His examples were both "wonder"ful and concerning:

  • In 1986, a politician claimed the size of the illegal drug-traffic industry was $140 billion. How was it determined? In 1978, a Narcotics Committee put the drug trade at $50 billion. In 1980, this estimate had somehow jumped to $80 billion. The politician reasoned that based on a $30 billion jump in three years, it was reasonable to add $10 billion for each subsequent year...leading to the $140 billion...no other data or justification.
  • In 1987 (before NYLB), almost every state reported that its students scored above the national norm on reading and math tests. The problem: the norm had not been updated for more than 10 years, plus schools self-selected tests that matched their "taught" curriculums.
  • When John Walsh's son disappeared, he initiated campaigns for missing children. Based on conversations with missing-children's organizations nation-wide, he produced the much-cited estimate that there were 50,000 child abductions yearly (led to milk carton appeals). But, over the subsequent four year period when data was gathered, there were only 471 confirmed abduction reports...total!

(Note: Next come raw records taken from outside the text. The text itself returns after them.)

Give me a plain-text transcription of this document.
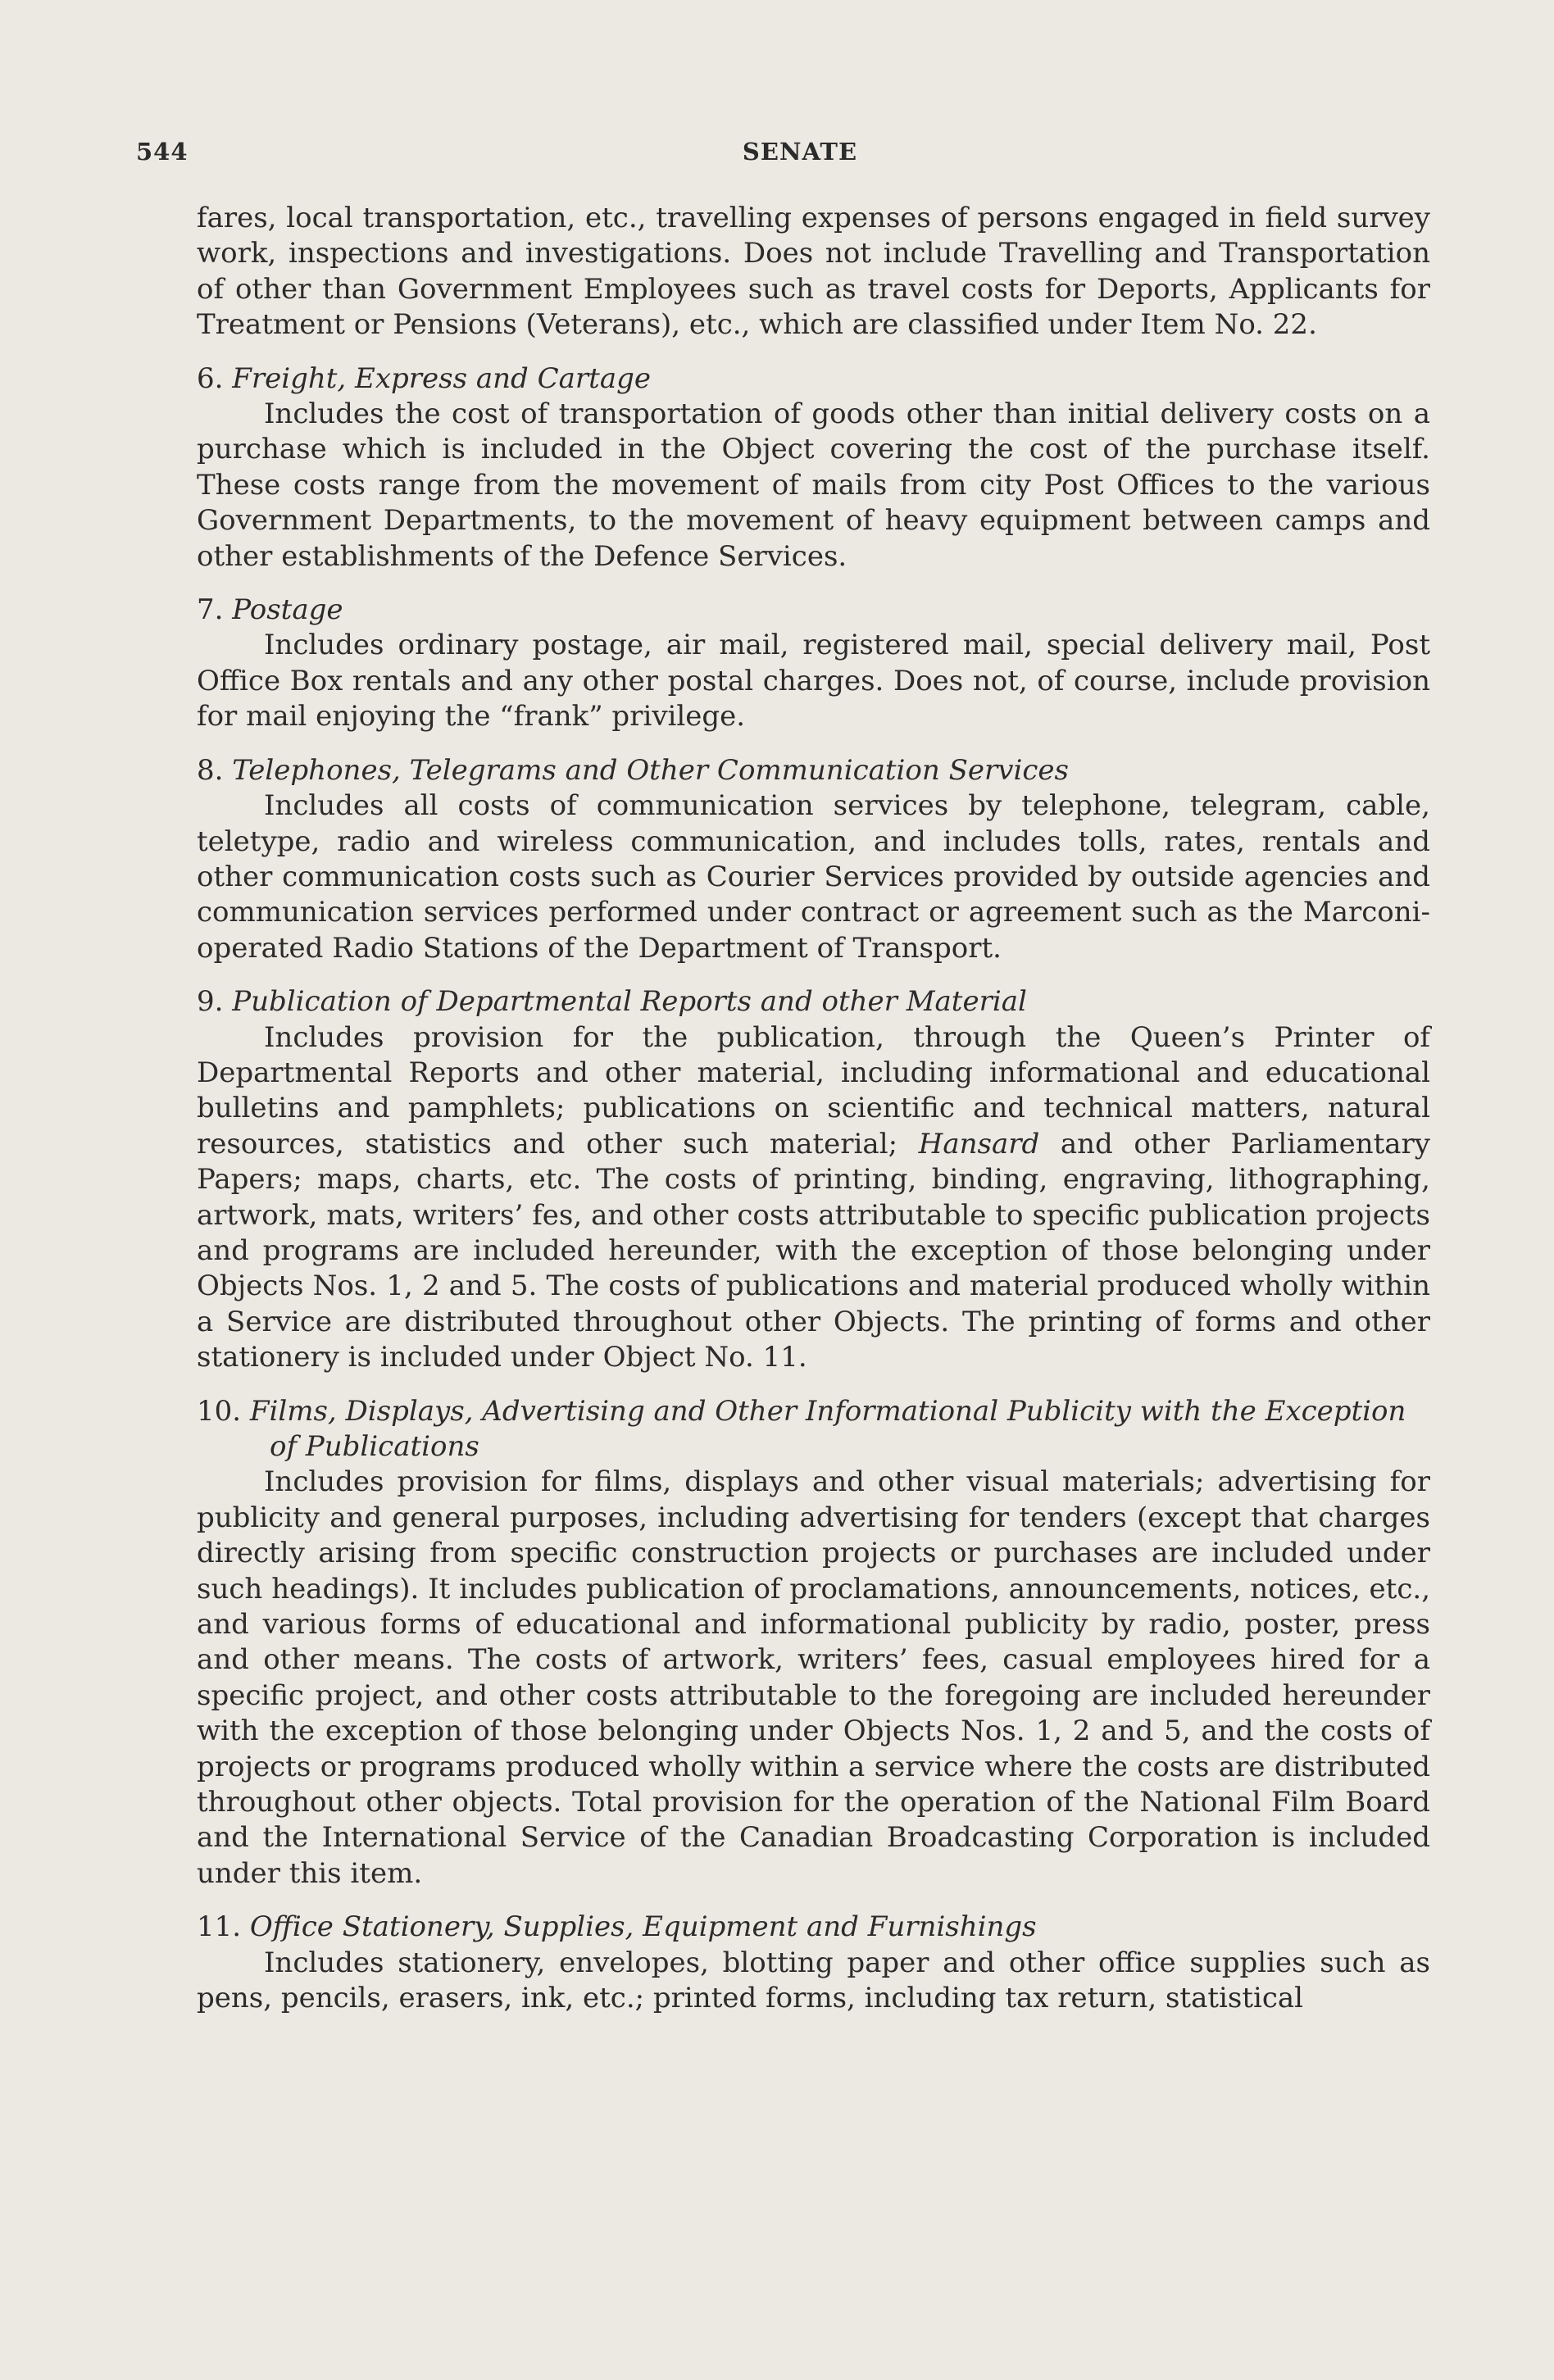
544	SENATE

fares, local transportation, etc., travelling expenses of persons engaged in field survey work, inspections and investigations. Does not include Travelling and Transportation of other than Government Employees such as travel costs for Deports, Applicants for Treatment or Pensions (Veterans), etc., which are classified under Item No. 22.

6. Freight, Express and Cartage

Includes the cost of transportation of goods other than initial delivery costs on a purchase which is included in the Object covering the cost of the purchase itself. These costs range from the movement of mails from city Post Offices to the various Government Departments, to the movement of heavy equipment between camps and other establishments of the Defence Services.

7. Postage

Includes ordinary postage, air mail, registered mail, special delivery mail, Post Office Box rentals and any other postal charges. Does not, of course, include provision for mail enjoying the “frank” privilege.

8. Telephones, Telegrams and Other Communication Services

Includes all costs of communication services by telephone, telegram, cable, teletype, radio and wireless communication, and includes tolls, rates, rentals and other communication costs such as Courier Services provided by outside agencies and communication services performed under contract or agreement such as the Marconi-operated Radio Stations of the Department of Transport.

9. Publication of Departmental Reports and other Material

Includes provision for the publication, through the Queen’s Printer of Departmental Reports and other material, including informational and educational bulletins and pamphlets; publications on scientific and technical matters, natural resources, statistics and other such material; Hansard and other Parliamentary Papers; maps, charts, etc. The costs of printing, binding, engraving, lithographing, artwork, mats, writers’ fes, and other costs attributable to specific publication projects and programs are included hereunder, with the exception of those belonging under Objects Nos. 1, 2 and 5. The costs of publications and material produced wholly within a Service are distributed throughout other Objects. The printing of forms and other stationery is included under Object No. 11.

10. Films, Displays, Advertising and Other Informational Publicity with the Exception of Publications

Includes provision for films, displays and other visual materials; advertising for publicity and general purposes, including advertising for tenders (except that charges directly arising from specific construction projects or purchases are included under such headings). It includes publication of proclamations, announcements, notices, etc., and various forms of educational and informational publicity by radio, poster, press and other means. The costs of artwork, writers’ fees, casual employees hired for a specific project, and other costs attributable to the foregoing are included hereunder with the exception of those belonging under Objects Nos. 1, 2 and 5, and the costs of projects or programs produced wholly within a service where the costs are distributed throughout other objects. Total provision for the operation of the National Film Board and the International Service of the Canadian Broadcasting Corporation is included under this item.

11. Office Stationery, Supplies, Equipment and Furnishings

Includes stationery, envelopes, blotting paper and other office supplies such as pens, pencils, erasers, ink, etc.; printed forms, including tax return, statistical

  • And as last example from 1980, a homeless advocate asked 100 agencies/organizations to estimate the fraction of homeless people in 25 cities and states. The obtained numbers ranged from 0.02% to 1%. When the same percentages were reported in 1982, the advocate claimed "one percent of the population, or 2.2 million people, lacked shelter"...a claim that was reported widely.
All of these stories are somewhat dated...but seem to echo amidst politicians using data to "spin" their position. When are the figures used incorrect, fudged, and misleading...usually always!

Your Task: Read news sources and poltitician's claims, trying to determine fact from fiction...if it is even possible to find the rare fact.